Exercise: Build a “search my photos by description” feature using CLIP embeddings.
Stage 13 — Production
Prereqs: Stages 08–11.
Articles:
- Deployment architectures
- Evaluation & benchmarks — offline, online, LLM-as-judge
- Guardrails — input/output filters, schema validation, jailbreak defense
- Observability & tracing
- Cost & latency — caching, batching, speculative decoding, model routing
- Hallucination mitigation
- Data systems for AI — ingestion, skew, drift, feedback loops, lineage
- Enterprise considerations — security, compliance, data boundaries
MVU: You can ship an LLM feature to production and have it stay shipped.

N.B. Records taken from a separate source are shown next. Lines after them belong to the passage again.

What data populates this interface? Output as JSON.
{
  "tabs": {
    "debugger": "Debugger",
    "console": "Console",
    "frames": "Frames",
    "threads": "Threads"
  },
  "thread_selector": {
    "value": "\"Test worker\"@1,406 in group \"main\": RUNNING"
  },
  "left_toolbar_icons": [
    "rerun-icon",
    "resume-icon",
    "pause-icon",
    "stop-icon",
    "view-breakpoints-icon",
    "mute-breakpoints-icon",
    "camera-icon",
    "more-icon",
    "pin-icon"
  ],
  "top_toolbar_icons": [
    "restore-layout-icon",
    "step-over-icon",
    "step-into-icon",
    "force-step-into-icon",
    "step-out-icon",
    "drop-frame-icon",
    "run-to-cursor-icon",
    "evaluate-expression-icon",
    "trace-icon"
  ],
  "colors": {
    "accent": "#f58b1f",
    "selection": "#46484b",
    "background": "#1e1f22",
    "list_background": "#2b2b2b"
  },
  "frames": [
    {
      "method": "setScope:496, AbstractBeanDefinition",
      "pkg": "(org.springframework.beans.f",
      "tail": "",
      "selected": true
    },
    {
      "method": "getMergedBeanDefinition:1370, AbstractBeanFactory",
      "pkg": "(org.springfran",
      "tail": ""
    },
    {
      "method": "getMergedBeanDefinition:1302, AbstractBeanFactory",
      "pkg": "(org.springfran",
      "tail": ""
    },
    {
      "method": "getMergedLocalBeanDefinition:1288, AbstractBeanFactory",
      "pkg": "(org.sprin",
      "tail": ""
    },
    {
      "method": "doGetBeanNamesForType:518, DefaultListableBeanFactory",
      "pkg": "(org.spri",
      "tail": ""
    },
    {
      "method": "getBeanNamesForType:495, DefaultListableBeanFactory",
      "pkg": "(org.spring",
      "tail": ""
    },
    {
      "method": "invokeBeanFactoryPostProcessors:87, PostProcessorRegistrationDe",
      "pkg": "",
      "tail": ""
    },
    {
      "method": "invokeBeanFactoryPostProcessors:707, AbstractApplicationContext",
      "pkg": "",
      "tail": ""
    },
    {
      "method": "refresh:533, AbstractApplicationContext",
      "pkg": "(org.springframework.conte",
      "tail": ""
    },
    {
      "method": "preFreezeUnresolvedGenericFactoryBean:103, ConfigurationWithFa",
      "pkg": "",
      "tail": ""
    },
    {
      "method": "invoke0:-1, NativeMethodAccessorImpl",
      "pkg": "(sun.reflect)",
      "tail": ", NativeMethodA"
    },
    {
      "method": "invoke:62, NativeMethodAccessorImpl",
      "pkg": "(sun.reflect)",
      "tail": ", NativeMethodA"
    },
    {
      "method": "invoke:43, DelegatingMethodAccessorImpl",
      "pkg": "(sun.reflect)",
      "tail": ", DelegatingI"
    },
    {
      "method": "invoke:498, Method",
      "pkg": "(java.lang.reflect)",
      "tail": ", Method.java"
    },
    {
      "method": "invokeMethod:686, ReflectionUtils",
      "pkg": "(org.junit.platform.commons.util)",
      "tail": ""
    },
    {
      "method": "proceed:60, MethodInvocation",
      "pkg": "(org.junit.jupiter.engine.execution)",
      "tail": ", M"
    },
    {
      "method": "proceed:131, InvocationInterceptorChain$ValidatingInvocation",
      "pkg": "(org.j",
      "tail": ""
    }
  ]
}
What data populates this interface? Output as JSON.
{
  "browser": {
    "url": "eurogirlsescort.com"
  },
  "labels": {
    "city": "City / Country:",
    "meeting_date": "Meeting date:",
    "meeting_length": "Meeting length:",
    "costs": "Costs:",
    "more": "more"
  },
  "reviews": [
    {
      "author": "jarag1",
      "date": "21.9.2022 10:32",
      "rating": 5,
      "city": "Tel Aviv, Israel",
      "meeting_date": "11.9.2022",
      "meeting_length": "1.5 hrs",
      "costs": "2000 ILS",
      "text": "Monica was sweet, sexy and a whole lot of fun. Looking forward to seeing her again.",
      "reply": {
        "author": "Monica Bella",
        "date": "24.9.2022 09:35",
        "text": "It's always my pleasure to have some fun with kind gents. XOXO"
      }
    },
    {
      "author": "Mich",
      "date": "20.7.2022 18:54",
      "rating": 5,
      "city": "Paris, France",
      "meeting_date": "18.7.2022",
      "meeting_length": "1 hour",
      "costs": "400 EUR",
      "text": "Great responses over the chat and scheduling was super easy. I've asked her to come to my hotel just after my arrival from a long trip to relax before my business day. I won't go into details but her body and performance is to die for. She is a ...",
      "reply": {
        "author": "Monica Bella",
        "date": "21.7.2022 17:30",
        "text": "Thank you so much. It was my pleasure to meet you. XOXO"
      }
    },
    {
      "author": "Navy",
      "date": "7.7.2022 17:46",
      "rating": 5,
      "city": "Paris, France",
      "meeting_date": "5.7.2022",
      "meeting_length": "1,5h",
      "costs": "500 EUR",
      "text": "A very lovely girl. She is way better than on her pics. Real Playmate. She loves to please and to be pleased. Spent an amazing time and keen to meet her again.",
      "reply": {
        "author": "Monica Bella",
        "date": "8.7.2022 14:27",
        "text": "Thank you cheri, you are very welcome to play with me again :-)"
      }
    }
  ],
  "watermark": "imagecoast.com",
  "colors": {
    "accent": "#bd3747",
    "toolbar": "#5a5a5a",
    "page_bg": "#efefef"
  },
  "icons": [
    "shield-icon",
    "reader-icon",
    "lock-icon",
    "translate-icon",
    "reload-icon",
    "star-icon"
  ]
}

Exercise: Add evals + observability + a guardrail to a Stage 09 RAG. Run for a week with real traffic. Read the traces.
Stage 14 — Applications
Prereqs: Stages 09–13.
Articles:
- Text-to-SQL
- Text-to-code — Copilot, Cursor, Claude Code patterns
- Browser agents
- Financial reasoning
- Case studies
MVU: You can lift a pattern from any of these applications and apply it to your own domain.
Exercise: Pick one application area and build a working v0 in a weekend.
Stage 15 — Engineering & Career
Prereqs: None — read at any time.
Articles:
- AI engineer roles — applied, research, infra, product
- Learning roadmap — what to build to get hired
- Staying current — feeds, papers, communities
MVU: You have a 90-day plan for what you’ll build next.
Exercise: Ship something — a side project, a blog post, a fine-tuned model on HuggingFace. Anything public.
Going beyond
When you finish stage 15, the path doesn’t end — the field moves too fast for any path to be “complete.” Pick a sub-area (e.g. agent eval, post-training, multimodal retrieval) and go deep. Read the latest papers. Reproduce one. Write about what you learn. That’s how you stay sharp.